I wonder how model competence and/or user preference on web development (that leaderboard) carries over to more complex and larger projects, or more generally anything other than web development ?

In addition to whatever they are exposed to as part of pre-training, it'd be interesting to know what kind of coding tasks these models are being RL-trained for? Are things like web development and maybe Python/ML coding overemphasized, or are they also being trained on things like Linux/Windows/embedded development etc in different languages?

ramoz · 2025-12-20T14:06:28 1766239588

https://x.com/giansegato/status/2002203155262812529/photo/1

https://x.com/METR_Evals/status/2002203627377574113

> Even Google's cheaper Gemini 3 Flash model seems to be slightly ahead of Opus 4.5.

What an insane take for anybody uses these models daily.

MrOrelliOReilly · 2025-12-20T14:18:59 1766240339

Yes, I personally feel that the "official" benchmarks are increasingly diverging from the everyday reality of using these models. My theory is that we are reaching a point where all the models are intelligent enough for day-to-day queries, so points like style/personality and proper use of web queries and other capabilities are better differentiators than intelligence alone.

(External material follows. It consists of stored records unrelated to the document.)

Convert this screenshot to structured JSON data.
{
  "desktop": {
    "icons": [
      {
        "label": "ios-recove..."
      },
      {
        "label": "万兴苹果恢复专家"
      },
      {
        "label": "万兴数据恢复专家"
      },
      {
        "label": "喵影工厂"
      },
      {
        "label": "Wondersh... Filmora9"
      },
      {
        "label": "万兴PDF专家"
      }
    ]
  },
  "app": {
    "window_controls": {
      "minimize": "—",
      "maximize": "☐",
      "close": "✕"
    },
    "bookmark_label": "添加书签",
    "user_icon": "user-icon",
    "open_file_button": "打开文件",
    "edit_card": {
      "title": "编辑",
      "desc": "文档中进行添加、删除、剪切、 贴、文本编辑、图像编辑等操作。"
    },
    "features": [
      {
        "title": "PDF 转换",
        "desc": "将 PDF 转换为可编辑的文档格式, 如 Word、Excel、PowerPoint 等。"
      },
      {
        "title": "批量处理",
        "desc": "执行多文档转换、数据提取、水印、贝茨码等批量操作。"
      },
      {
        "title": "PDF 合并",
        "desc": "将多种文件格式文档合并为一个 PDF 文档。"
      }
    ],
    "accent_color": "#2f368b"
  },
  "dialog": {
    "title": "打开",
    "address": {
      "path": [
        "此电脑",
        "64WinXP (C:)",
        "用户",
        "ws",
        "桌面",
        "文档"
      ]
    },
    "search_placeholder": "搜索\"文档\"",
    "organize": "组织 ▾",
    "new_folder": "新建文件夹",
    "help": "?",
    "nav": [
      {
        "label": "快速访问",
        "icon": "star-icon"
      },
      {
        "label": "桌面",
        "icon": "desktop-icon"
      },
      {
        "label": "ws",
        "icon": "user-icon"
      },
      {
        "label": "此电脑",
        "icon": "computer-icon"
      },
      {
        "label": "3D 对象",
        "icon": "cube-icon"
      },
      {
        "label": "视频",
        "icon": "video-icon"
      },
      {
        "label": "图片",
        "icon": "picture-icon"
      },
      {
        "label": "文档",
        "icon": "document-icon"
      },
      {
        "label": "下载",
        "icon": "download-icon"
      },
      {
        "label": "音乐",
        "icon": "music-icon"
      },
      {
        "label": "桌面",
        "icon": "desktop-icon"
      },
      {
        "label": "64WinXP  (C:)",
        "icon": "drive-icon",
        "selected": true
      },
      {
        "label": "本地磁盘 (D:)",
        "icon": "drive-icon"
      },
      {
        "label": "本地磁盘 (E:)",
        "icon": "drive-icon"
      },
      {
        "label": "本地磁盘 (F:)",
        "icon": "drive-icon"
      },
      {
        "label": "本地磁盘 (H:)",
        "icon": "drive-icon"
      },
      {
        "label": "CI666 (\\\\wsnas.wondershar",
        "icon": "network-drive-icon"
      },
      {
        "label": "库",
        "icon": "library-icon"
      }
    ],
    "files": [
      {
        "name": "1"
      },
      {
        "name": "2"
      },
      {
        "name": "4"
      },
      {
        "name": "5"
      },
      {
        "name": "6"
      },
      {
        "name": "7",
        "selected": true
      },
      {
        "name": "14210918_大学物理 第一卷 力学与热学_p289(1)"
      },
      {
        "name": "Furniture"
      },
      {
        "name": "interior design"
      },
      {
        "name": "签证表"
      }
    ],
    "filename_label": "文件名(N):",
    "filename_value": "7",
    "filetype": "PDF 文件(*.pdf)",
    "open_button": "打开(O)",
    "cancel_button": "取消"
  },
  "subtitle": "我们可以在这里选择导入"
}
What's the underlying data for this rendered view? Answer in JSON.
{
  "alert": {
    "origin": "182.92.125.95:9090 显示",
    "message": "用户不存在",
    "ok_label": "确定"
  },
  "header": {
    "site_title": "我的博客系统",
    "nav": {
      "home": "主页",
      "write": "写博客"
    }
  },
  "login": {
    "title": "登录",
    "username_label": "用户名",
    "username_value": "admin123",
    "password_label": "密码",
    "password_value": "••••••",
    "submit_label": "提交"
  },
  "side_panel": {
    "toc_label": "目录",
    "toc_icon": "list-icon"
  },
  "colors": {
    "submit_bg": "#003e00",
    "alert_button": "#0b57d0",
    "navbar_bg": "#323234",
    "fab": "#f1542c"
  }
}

fzzzy · 2025-12-20T16:09:15 1766246955

is x-high fast enough to use as a coding agent?

wahnfrieden · 2025-12-20T16:14:36 1766247276

Yes, if you parallelize your work, which you must learn to do if you want the best quality

wahnfrieden · 2025-12-20T16:24:34 1766247874

What am I missing? As suspicious as benchmarks are, your link shows GPT 5.2 to be superior.

It is also out of date as it does not include 5.2 Codex.

Per my point about steerability compensated for by modalities and other harness features: Opus 4.5 scores 58% while GPT 5.2 scores 75% for the instruction following benchmark in your link! Thanks for the hard evidence - GPT 5.2 is 30% ahead of Opus 4.5 there. No wonder Claude Code needs those harness features for the user to manually reign in control over its instruction following capability.

ccmcarey · 2025-12-20T08:34:06 1766219646

I disagree, the claude models seem the best at tool calling, opus 4.5 seems the smartest, and claude code (+ claude model) seems to make good use of subagents and planning in a way that codex doesn't

wahnfrieden · 2025-12-20T16:33:32 1766248412

Opus 4.5 is so bad at instruction following (30% worse per benchmark shared above) that it requires a manual toggle for plan mode.

GPT 5.2 simply obeys instruction to assemble a plan and avoids the need to compensate for poor steerability that would require the user to manually manage modalities.

Opus has improved though so the plan mode is less necessary than it was before, but it is still far behind state of art steerability.